O bom clima foi para o beleléu assim que John começou a desfilar os versos do Canto 28 do longo poema – canto de carga erótica acentuada – as jovens ruborizaram. Muitas mães tiraram as filhas da sala. A rainha, apesar da expressão facial de cera, fuzilou o rapaz com o olhar. “Eu não quero mais esse fedelho na corte”, teria dito depois. Para piorar, os comentários à boca pequena eram que a tradução de John estava sofrível. Para qualquer mortal, esse teria sido o fim de carreira, mas não para o cara-de-pau John. Viajou para a Europa, encantando as mocinhas das cortes italianas e austríacas. Continuou cometendo os seus versos de mau poeta e traduções fracas. Depois voltou para a Inglaterra, casou, teve 15 filhos e conduziu uma vida que parecia ser fadada à insignificância. Em 1596, porém, num momento de ócio na propriedade rural de sua família, começou a desenhar, com a ajuda do secretário particular, uma geringonça mecânica para a eliminação de dejetos humanos. Em 2 ou 3 dias de intensa labuta, criou a privada (um modelo bem rudimentar dela, diga-se a verdade). Ao tomar conhecimento da invenção, a rainha Elizabeth, encantada, encomendou um modelo – o que fez o esperto John enxergar uma chance de voltar aos salões da nobreza. Sua alegria, contudo, durou pouco.
Incorrigível, John escreveu um poema satírico (e medíocre) em que ironizava impiedosamente diversos nobres – e chutava o pau da barraca, com referências jocosas à rotina de evacuação intestinal da própria rainha. Foi o fim. Nem a privada salvou John Harington, que morreu no ostracismo aos 51 anos, em 1616. • Inventar a privada ajudou John a virar sir, em 1599. De volta às boas na corte, foi convocado para uma missão militar. Nela, não fez muita coisa, mas ganhou o título.

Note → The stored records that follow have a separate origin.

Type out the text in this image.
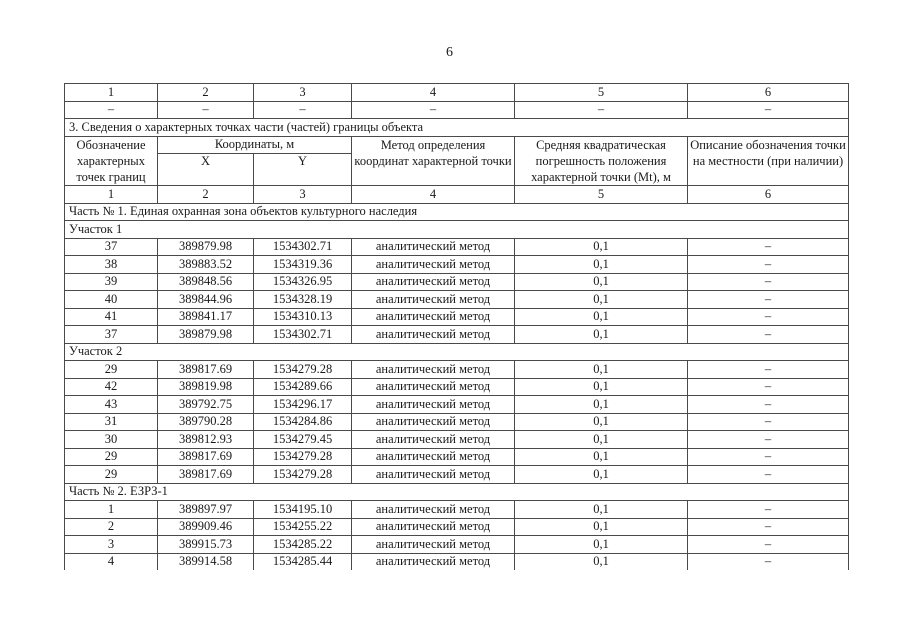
6
1	2	3	4	5	6
–	–	–	–	–	–
3. Сведения о характерных точках части (частей) границы объекта					
Обозначение характерных точек границ	Координаты, м		Метод определения координат характерной точки	Средняя квадратическая погрешность положения характерной точки (Mt), м	Описание обозначения точки на местности (при наличии)
	X	Y			
1	2	3	4	5	6
Часть № 1. Единая охранная зона объектов культурного наследия					
Участок 1					
37	389879.98	1534302.71	аналитический метод	0,1	–
38	389883.52	1534319.36	аналитический метод	0,1	–
39	389848.56	1534326.95	аналитический метод	0,1	–
40	389844.96	1534328.19	аналитический метод	0,1	–
41	389841.17	1534310.13	аналитический метод	0,1	–
37	389879.98	1534302.71	аналитический метод	0,1	–
Участок 2					
29	389817.69	1534279.28	аналитический метод	0,1	–
42	389819.98	1534289.66	аналитический метод	0,1	–
43	389792.75	1534296.17	аналитический метод	0,1	–
31	389790.28	1534284.86	аналитический метод	0,1	–
30	389812.93	1534279.45	аналитический метод	0,1	–
29	389817.69	1534279.28	аналитический метод	0,1	–
29	389817.69	1534279.28	аналитический метод	0,1	–
Часть № 2. ЕЗРЗ-1					
1	389897.97	1534195.10	аналитический метод	0,1	–
2	389909.46	1534255.22	аналитический метод	0,1	–
3	389915.73	1534285.22	аналитический метод	0,1	–
4	389914.58	1534285.44	аналитический метод	0,1	–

• Alguns historiadores enfezados dizem que atribuir a John a invenção da privada é como dizer que Leonardo da Vinci criou o helicóptero (ambos teriam sido pioneiros teóricos). Injustiça: o WC de John funcionava. A patente do toalete moderno, contudo, é de 1775, de um certo Alexander Cummings.
• Uma gíria inglesa perpetuou Harington: john, eufemismo para privada, foi usado em sua homenagem – dizem alguns historiadores.